Putting the narrative of
Mirrored Heavens in the present tense, Williams does confront his reader with an initial disorientation of sorts. By default, essentially, literary narratives employ the past tense, reflecting the inherent understanding that narratives come after the fact, so to speak: we tell our stories after the events have occurred; events themselves have no plot at the moment(s) they are occurring, only later when we arrange them as a story, thereby giving them a certain relationship to each other and so giving them meaning, relevance. French literary theorist and cultural critic Roland Barthes identified what he called the "

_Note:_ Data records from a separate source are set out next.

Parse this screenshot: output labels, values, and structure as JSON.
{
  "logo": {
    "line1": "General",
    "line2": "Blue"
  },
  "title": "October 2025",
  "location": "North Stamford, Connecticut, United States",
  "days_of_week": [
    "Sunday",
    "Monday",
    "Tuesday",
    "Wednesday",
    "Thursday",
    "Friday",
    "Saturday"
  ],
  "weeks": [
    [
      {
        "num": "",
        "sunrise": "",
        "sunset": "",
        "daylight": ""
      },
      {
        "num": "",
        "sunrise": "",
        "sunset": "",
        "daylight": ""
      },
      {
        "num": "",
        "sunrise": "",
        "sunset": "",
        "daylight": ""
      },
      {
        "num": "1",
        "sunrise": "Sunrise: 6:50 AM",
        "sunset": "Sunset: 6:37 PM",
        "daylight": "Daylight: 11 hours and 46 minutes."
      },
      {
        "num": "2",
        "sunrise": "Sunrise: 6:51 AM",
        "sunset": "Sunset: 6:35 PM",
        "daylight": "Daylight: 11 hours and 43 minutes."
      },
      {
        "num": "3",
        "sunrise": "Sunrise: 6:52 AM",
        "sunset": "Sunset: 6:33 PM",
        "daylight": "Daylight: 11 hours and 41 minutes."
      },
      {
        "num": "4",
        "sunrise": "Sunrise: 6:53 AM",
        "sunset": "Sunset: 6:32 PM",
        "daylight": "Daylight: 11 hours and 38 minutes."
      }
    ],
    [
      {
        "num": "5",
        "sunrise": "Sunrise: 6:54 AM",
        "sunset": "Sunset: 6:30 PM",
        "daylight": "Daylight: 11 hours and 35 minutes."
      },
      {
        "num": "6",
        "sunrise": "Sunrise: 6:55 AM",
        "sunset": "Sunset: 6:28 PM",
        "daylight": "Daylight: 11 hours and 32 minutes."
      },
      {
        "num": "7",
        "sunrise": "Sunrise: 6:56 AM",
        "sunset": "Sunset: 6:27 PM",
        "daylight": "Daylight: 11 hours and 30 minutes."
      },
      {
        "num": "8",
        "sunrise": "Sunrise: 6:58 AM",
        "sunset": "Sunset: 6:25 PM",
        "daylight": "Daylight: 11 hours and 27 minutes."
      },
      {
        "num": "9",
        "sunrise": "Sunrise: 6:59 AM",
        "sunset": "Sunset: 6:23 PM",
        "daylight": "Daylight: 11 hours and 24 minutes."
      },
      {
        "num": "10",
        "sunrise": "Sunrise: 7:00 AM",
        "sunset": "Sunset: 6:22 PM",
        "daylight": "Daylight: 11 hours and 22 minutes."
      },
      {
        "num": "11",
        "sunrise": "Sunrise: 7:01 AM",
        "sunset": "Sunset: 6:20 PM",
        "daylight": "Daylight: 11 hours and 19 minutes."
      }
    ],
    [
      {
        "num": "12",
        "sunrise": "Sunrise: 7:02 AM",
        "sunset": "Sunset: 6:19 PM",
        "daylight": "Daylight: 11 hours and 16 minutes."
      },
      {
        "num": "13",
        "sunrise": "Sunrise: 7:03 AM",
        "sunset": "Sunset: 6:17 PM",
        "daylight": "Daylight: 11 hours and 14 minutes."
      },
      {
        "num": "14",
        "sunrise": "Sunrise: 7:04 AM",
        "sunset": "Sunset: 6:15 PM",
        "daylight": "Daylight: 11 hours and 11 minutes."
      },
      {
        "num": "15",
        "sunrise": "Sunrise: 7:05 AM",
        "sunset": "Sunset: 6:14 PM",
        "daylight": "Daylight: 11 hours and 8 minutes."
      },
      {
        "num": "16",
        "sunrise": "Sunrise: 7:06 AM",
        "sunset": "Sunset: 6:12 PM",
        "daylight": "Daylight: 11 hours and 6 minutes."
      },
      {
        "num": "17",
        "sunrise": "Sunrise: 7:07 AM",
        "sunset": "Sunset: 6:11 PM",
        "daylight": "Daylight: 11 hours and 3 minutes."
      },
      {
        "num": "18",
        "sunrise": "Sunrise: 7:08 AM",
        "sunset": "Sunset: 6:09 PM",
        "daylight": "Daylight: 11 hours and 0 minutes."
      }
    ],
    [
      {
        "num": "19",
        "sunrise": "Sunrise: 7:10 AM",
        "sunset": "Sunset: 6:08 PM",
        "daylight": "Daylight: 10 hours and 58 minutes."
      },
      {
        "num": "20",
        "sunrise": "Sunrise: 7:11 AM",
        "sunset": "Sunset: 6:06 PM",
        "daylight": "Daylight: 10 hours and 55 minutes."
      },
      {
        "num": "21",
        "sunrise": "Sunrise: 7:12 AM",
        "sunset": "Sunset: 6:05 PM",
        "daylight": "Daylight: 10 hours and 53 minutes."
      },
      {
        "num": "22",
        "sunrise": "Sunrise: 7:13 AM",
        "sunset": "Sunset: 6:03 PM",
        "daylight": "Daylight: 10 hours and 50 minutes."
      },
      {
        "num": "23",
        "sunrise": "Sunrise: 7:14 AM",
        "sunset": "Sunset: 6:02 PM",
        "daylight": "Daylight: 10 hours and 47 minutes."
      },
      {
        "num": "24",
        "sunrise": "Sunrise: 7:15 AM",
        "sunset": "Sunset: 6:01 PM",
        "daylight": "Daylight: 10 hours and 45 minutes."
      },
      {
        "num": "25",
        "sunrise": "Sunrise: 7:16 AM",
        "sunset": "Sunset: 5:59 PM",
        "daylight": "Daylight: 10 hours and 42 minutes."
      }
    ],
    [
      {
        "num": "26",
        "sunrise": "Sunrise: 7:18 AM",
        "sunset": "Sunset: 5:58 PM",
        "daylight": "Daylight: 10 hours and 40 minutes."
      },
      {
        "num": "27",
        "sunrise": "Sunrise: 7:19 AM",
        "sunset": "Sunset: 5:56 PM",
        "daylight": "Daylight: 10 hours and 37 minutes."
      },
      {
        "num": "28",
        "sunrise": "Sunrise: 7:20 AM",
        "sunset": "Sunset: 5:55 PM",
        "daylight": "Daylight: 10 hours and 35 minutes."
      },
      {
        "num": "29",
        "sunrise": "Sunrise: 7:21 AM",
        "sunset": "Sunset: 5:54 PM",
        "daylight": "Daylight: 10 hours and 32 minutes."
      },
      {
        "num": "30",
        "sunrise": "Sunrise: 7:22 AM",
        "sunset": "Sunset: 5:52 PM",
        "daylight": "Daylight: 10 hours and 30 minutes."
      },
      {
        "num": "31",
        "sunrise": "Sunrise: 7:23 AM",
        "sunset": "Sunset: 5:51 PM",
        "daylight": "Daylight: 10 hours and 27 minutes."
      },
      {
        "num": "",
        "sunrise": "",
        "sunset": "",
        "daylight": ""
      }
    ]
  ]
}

predictive function of the historian," who, in constructing and plotting a history, always "knows what has not yet been told" (
see here; my emphasis). In a way, all narrators are historians, telling about what has already happened, choosing what will be told and aware of what must still be told. (Several novels of the 18th and 19th centuries, for example, purposefully cast their fictional narratives as histories: to name merely a few, see Fielding's
Joseph Andrews, Scott's
Waverley, and Eliot's
Middlemarch.) So, when readers encounter a narrative related in the present tense, certain assumptions and expectations are disrupted, even undermined. Hence, this defamiliarizing form of narrative takes some getting used to.